BBC Report – El Asnam, Algeria 1980

 

Thousands feared dead in Algerian quake

Two big earthquakes have struck the northern Algerian town of El Asnam.

An official report said up to 20,000 had died and many tens of thousands have been injured or are missing.

The main hospital, a big department store, the central mosque, a girls' school and two housing complexes have been destroyed.

In 1954, an earthquake killed 1,657 people in El Asnam, which was then called Orleansville.

Risk of typhoid

The first quake hit just before 1330 local time. It measured 7.3 points on the Richter scale - the biggest ever recorded for that part of Algeria.

Three hours later there was a second quake registering 6.3 points.

Telephone lines between El Asnam and the capital, Algiers, have been cut.

The damage to the local hospital is so bad that casualties are being sent more than 100 miles (160km) to Algiers and the northwestern port of Oran for treatment.
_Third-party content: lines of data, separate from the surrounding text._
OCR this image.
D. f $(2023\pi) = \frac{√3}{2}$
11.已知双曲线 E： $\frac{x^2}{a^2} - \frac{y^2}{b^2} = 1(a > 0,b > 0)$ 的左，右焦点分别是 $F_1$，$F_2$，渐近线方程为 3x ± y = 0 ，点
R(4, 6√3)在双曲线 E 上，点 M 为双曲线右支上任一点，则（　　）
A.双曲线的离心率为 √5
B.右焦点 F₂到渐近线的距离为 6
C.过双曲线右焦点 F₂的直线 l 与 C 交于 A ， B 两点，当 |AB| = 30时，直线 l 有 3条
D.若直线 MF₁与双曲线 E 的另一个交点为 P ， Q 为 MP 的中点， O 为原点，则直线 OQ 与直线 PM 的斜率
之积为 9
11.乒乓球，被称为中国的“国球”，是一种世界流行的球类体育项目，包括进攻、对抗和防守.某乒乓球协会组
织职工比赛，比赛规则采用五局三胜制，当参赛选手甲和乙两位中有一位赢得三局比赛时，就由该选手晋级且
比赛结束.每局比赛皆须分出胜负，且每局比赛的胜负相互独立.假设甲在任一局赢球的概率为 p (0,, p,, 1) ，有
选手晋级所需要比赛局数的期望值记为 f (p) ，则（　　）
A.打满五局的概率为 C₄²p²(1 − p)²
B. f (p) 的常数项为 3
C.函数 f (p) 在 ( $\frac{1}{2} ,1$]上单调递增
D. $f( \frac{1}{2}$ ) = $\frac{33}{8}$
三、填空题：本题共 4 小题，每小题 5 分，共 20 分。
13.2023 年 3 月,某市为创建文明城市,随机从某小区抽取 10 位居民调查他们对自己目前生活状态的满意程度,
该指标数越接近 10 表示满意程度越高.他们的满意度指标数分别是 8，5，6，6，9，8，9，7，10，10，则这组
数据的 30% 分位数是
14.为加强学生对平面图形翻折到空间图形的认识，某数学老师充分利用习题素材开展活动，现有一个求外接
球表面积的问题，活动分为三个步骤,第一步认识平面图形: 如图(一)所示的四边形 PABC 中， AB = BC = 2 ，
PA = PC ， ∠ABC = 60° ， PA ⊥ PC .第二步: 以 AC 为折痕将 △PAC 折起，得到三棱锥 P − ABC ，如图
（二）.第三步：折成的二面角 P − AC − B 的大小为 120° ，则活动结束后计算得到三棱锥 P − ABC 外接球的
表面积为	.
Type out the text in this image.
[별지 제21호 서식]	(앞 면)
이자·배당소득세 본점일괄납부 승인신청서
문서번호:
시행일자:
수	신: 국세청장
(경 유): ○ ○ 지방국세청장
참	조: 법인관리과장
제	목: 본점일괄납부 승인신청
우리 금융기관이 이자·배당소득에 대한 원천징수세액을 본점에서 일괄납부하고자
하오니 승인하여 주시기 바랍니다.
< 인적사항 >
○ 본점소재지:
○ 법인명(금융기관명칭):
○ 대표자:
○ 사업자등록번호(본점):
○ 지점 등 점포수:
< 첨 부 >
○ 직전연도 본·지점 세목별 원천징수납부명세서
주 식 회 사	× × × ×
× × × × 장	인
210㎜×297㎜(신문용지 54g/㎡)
In the town centre where the damage is worst, whole blocks of flats have been reduced to heaps of rubble.

A central four-storey hotel collapsed under the weight of its roof, demolishing all 1,509 rooms beneath and burying many of the occupants.

A lot of buildings collapsed, but their flat roofs made of reinforced concrete remained intact, crashing down on top of the crumpled walls and creating tomb-like spaces beneath.

Within hours of the earthquake, many giant earth-moving machines were on the scene helping remove the rubble that buried so many people.

Most of the bodies have been taken to the grounds of the local hospital for identification.

The rescuers are trying to recover the bodies as quickly as possible because of the risk of a typhoid epidemic.

A mass vaccination programme is already planned for later in the week while demolition teams are regularly disinfected to try to limit the likelihood of the disease occurring.

The town's population has tripled since the last quake in 1954, with the result that although this was a less powerful upheaval, it caused much more concentrated damage.

The town centre was home to 150,000 people and another 50,000 lived in the surrounding villages, where hardly a building has been left standing.

Doctors and medical staff have been working without a break since the quake struck but in the outlying areas many more doctors and medicines are needed.